Multilayer interconnection is required for medium/large scale integrated circuits. Traditional silicon metal oxide semiconductor field effect transistor (MOSFET) integrated circuits are typically based on a structure where active transistor devices are fabricated first, followed by back-end processing including multilayer metal interconnection line deposition. This integration scheme is ideal for traditional semiconductor transistors with top-gated structures and channel material which is intrinsically grown from the substrate wafer.
However, for semiconductor materials such as graphene- or carbon nanotube-based transistors, additional factors need to be considered when developing an integration scheme. First, in most cases, the graphene or carbon nanotubes are extrinsically deposited onto the substrate, and thus a bottom-gated structure is employed to render simpler processing and higher flexibility for semiconductor-dielectric interface engineering. Second, graphene and carbon nanotubes are very susceptible to damage and contamination from exposure to further processing.

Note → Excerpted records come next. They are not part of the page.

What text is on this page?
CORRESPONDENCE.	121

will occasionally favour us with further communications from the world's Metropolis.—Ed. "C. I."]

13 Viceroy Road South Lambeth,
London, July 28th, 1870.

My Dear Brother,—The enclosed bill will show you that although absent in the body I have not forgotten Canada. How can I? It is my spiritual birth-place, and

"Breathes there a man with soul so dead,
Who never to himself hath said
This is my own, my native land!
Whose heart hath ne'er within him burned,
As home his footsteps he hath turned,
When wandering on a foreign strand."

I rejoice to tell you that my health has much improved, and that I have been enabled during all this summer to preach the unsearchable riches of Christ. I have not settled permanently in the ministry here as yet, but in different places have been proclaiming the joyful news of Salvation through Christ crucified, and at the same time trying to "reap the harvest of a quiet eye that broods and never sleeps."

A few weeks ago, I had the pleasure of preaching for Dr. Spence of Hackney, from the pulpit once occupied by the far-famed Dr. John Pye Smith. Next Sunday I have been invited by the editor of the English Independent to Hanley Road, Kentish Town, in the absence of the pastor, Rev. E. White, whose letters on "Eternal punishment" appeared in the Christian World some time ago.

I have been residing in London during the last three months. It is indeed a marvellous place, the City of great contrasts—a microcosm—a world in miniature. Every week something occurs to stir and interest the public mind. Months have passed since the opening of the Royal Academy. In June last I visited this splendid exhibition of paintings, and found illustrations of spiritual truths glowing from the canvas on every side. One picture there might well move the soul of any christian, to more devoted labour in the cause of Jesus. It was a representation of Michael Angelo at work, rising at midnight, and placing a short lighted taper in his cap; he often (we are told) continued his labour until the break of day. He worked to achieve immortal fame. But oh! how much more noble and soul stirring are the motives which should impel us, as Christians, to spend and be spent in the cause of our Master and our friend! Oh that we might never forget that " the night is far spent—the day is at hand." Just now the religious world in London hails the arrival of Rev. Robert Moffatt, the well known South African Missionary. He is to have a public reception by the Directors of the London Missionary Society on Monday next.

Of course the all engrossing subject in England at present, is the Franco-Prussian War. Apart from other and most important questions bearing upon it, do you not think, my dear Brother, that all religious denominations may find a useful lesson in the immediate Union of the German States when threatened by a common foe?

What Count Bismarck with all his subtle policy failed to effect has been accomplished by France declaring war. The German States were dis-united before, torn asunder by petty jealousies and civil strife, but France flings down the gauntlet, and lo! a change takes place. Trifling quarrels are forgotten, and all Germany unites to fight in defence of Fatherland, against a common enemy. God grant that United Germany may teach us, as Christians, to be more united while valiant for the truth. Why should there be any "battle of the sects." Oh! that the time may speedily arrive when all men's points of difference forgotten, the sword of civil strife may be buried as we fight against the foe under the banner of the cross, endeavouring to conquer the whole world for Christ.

Thus, with graphene- or carbon nanotube-based devices it is desirable to minimize the exposure of the devices to subsequent processing.
Therefore, MOSFET integrated circuit fabrication techniques that are suitable for use with graphene- or carbon nanotube-based transistors, i.e., are compatible with both top- and bottom-gated devices and isolate the devices from processing damage and contamination, would be desirable.